Several satisfied customers had contacted Solex Limited (of the Solex Works, 223-231 Marylebone Road, London), expressing their great pleasure in owning a Thermostarter fitted to their car(s)...
"Re the new Solex fitted to my Austin Seven, the ease of starting is a revelation to me and petrol consumption nearly 54 miles per gallon."
"With reference to the new Solex fitted to my Hillman Wizard. It starts from dead cold at the first touch of the electric starter. Winter ceases to have any terrors. Your Easy-Starting Carburettor is so simple and so practicable. I am making some petrol consumption tests and can say already that there is a distinct saving in fuel."
"The new Solex on my 12 h.p. Austin is most satisfactory; the starting from cold far better than any carburettor of my experience. There is no spitting back afterwards; one can drive the car away directly after starting. Plenty of power - more miles per gallon."
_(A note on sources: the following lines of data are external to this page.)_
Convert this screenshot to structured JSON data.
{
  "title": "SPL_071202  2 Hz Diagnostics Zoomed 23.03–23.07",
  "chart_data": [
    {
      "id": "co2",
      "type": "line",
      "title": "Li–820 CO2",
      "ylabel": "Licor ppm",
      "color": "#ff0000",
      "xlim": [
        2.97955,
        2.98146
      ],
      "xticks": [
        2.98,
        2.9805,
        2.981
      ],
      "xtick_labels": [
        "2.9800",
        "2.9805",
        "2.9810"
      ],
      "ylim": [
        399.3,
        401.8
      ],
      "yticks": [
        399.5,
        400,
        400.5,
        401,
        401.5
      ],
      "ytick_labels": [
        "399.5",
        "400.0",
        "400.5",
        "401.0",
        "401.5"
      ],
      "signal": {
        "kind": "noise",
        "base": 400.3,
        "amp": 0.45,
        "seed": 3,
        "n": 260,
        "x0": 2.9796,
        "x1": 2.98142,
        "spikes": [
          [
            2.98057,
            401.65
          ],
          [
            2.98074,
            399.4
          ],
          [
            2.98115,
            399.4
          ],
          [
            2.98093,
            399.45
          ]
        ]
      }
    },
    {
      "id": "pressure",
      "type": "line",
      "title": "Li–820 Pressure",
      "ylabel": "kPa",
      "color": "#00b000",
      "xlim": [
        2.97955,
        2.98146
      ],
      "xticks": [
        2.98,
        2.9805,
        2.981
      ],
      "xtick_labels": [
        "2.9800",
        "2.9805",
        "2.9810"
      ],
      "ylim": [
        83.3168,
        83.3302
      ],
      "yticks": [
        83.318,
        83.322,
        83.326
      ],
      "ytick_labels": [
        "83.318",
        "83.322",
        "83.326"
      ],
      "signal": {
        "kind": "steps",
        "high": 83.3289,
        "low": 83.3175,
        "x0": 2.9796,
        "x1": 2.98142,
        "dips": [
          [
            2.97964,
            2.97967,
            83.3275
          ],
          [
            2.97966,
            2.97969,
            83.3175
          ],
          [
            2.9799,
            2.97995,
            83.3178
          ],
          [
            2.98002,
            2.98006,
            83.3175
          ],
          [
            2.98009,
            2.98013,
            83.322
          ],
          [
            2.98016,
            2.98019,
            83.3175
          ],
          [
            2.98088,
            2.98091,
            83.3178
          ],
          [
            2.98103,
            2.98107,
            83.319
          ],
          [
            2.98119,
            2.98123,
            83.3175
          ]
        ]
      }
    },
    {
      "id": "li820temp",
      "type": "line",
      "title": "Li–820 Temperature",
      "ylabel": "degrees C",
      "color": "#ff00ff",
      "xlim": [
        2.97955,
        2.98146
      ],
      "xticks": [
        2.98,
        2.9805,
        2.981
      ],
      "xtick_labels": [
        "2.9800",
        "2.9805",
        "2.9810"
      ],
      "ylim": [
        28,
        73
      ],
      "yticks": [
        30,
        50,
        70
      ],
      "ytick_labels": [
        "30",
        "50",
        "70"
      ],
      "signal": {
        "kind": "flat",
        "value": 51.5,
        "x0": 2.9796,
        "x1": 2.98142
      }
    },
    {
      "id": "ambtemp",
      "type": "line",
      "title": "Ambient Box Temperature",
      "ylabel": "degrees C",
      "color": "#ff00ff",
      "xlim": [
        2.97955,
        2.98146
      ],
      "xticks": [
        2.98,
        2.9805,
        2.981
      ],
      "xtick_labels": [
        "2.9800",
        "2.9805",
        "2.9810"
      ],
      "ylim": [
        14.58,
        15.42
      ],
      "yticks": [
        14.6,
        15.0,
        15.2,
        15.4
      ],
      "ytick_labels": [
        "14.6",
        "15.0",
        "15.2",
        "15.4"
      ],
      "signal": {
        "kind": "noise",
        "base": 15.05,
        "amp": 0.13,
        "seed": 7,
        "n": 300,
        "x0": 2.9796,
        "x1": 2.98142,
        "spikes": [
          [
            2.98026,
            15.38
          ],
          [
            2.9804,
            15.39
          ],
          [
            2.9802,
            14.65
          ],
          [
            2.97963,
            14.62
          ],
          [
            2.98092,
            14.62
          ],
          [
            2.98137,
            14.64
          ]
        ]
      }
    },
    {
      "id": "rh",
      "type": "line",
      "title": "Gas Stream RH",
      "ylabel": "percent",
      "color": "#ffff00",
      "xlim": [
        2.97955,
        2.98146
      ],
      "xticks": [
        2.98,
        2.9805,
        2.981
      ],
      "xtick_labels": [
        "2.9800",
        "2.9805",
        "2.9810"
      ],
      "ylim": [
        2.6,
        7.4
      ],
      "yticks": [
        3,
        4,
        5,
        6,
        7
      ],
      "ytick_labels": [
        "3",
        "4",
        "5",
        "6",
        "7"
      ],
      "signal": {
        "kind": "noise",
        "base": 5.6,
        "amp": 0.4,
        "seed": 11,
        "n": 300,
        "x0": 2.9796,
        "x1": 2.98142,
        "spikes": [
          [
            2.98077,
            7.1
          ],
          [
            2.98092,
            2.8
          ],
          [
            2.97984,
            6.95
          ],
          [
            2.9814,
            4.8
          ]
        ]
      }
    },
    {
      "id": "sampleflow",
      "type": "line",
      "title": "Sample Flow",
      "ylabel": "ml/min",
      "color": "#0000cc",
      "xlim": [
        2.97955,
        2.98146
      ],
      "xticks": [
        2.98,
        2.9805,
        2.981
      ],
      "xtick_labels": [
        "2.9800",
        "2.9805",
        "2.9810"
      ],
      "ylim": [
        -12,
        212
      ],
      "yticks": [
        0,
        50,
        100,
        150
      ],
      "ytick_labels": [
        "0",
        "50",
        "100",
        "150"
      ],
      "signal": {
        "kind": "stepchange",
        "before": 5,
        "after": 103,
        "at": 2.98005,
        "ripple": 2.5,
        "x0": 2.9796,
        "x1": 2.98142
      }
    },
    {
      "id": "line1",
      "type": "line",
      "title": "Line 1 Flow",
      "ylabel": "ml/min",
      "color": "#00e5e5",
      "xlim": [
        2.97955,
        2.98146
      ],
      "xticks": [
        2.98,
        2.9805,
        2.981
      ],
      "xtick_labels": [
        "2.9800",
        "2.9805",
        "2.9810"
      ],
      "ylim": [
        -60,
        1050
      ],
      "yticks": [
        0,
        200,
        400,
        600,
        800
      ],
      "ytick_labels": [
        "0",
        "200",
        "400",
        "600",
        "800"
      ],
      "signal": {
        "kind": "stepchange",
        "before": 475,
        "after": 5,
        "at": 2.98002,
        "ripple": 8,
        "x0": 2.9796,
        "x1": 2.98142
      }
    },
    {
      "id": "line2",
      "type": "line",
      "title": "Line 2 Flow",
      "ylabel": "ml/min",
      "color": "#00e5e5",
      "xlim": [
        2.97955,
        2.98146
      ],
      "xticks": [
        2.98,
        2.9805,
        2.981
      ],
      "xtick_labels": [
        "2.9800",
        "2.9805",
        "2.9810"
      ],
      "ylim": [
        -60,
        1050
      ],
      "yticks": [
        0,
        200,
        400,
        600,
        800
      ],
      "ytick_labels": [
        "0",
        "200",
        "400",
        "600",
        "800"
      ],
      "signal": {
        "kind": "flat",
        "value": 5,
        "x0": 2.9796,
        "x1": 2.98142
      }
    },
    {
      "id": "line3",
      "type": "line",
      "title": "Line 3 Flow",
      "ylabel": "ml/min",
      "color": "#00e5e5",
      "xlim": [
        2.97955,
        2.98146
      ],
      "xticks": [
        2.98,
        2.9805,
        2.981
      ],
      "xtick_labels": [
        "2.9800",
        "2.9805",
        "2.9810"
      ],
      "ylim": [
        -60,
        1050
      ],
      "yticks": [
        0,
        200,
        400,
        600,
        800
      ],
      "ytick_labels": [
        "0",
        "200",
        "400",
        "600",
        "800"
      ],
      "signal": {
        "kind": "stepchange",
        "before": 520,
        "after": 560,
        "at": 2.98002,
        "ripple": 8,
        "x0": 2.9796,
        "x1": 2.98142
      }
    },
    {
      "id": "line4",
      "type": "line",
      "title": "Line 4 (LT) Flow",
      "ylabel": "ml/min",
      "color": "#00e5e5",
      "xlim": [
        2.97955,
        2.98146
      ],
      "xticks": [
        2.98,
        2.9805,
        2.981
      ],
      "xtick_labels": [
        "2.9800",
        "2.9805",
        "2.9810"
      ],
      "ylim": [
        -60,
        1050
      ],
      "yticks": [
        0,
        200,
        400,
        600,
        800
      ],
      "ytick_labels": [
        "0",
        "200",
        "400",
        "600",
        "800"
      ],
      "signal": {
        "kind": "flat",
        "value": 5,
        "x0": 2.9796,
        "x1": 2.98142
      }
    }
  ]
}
"I have tried out your new Solex .... it is an amazing device, and I think you are too modest in your published claims for it. My starting troubles have entirely disappeared, and is still amazes me that my engine, which was previously definitely sluggish, should start so easily, and drive away without any signs of spitting or any other sluggish movement."
A motorist in his car
A hardy pre-war motorist driving his Solex-equipped open tourer during the winter months.
If the reader still needed convincing of this product's merits, then Solex could also offer a free trial - "Solex carburettors are supplied for any make of car on 30 days free trial without obligation to purchase - Your usual garage can supply you". And if that wasn't enough to get you hot-footing it down to your nearest motor garage, the company would also ".. make generous allowances for old Solex & carburettors of other makes". What more could 30s' motorist want? Further details could be obtained from the Solex Works in London, either in writing, by telephone, or by telegram (Solexcarb, Edge, London). Were these carbs really such a boon in the winter months, and was it that reliable? I'd be interested to hear from anyone who used, or uses, a Thermostarter on their pre-war car.